Con il distanziamento sociale, l’incremento dell’automazione produttiva e del lavoro agile a che genere di modifiche organizzative e strutturali andranno incontro le grandi imprese?

Il lavoro a distanza stava già guadagnando terreno prima della crisi; con la pandemia e il conseguente radicale aumento nell’uso della videoconferenza e di altre forme di collaborazione
digitale si è reso evidente che il lavoro da remoto, ove possibile, è destinato a rimanere. Detto questo, le organizzazioni dovrebbero investire in maniera efficace e a lungo termine sul lavoro da remoto, rinnovare i propri programmi di riqualificazione e aggiornamento professionale, nonché adottare un approccio agile alla pianificazione strategica della forza lavoro. Dovrebbero anche rivedere il ruolo degli uffici nella creazione di un ambiente di lavoro e di vita sicuro, produttivo e piacevole per i dipendenti.

L’allarme Covid ha accentuato la sensibilità generale sui temi ambientali. Da un altro punto di vista, nella fase di ripresa economica, in cui l’attenzione sarà concentrata molto sulla crescita, le politiche di investimento sostenibile per la transizione energetica rischiano di passare in secondo piano?

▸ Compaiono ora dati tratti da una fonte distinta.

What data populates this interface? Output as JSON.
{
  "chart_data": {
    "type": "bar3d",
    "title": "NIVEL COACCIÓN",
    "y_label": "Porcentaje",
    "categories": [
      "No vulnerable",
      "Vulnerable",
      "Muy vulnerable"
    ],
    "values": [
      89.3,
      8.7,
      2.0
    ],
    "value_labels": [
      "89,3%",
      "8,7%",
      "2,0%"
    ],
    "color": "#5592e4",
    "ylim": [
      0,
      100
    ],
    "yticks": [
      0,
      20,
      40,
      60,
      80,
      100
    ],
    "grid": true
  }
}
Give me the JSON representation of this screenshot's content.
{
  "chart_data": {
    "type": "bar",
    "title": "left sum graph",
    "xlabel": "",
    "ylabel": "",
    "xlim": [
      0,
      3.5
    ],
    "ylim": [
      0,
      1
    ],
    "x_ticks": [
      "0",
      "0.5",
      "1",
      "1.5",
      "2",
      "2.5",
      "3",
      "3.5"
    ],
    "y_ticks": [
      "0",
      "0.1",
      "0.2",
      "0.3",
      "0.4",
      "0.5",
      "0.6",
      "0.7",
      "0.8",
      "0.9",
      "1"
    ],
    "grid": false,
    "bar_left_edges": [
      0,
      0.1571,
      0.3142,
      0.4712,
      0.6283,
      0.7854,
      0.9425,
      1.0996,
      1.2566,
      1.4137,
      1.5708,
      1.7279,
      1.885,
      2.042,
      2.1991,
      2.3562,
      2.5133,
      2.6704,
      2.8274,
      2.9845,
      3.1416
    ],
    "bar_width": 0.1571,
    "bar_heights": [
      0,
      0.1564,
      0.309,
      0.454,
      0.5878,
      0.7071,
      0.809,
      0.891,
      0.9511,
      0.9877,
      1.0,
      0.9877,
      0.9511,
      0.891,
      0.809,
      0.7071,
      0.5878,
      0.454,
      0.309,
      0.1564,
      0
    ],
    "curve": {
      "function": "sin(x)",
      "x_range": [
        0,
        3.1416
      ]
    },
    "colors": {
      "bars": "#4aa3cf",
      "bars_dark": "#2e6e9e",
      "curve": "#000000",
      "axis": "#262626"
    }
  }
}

La simultaneità della crisi del Covid-19 e della sfida climatica significa che la ripresa post-pandemica sarà un periodo decisivo per contrastare il cambiamento climatico. All’indomani del Covid-19, una serie di fattori potrebbe rallentare l’azione sul clima: tra questi, l’allentamento o il ritardo delle normative ambientali nell’interesse della crescita economica, ma anche la flessione dei prezzi del petrolio che renderebbe meno competitive le tecnologie a basse emissioni di carbonio. Per contro, un approccio “climate-smart” alla ripresa economica potrebbe contribuire a mantenere l’aumento della temperatura globale entro la soglia relativamente sicura di 1,5 gradi. Dobbiamo tenere presente che non solo l’azione sul clima resta critica, ma la transizione verso un futuro a basse emissioni di carbonio può portare alla creazione di posti di lavoro a breve termine, incrementando allo stesso tempo la resilienza economica e ambientale.

Kevin Sneader, global managing partner in McKinsey, spiega che la pandemia ha messo a nudo la profonda interconnessione tra le imprese e il mondo in generale in cui operano. Dipendenti, clienti e stakeholder si aspettano che l’azienda si esprima anche su questioni di sostenibilità. Nel confronto tra la motivazione del profitto e lo scopo sociale di un’azienda, cos’è cambiato dopo l’emergenza coronavirus?

Oggi è ormai riconosciuto che le questioni ambientali, sociali e di governance (ESG) possono influenzare il business aziendale e le performance finanziarie. Le aspettative e il controllo sui temi ESG da parte degli investitori, dei consumatori, dei dipendenti e di altri stakeholder continuano a crescere. Intraprendere un’azione in tali aree può aiutare le organizzazioni a gestire la crescente pressione degli stakeholder e a distinguersi dai concorrenti, creando valore aggiunto in cinque modi: facilitare la crescita top-line, ridurre i costi, minimizzare gli interventi normativi e legali, aumentare la produttività dei dipendenti e ottimizzare le spese di investimento e di capitale. In misura maggiore nel mondo post-pandemico, l’ESG non è una moda passeggera o un esercizio riduttivo. L’investimento globale sostenibile supera i 30 trilioni di dollari, oltre il 68% dal 2014 e dieci volte dal 2004. Questa accelerazione è stata spinta da una maggiore attenzione della società, delle istituzioni e dei consumatori circa l’impatto in senso più ampio delle aziende, così come degli investitori e dei dirigenti che hanno compreso che una forte proposta ESG può salvaguardare il successo a lungo termine di un’azienda.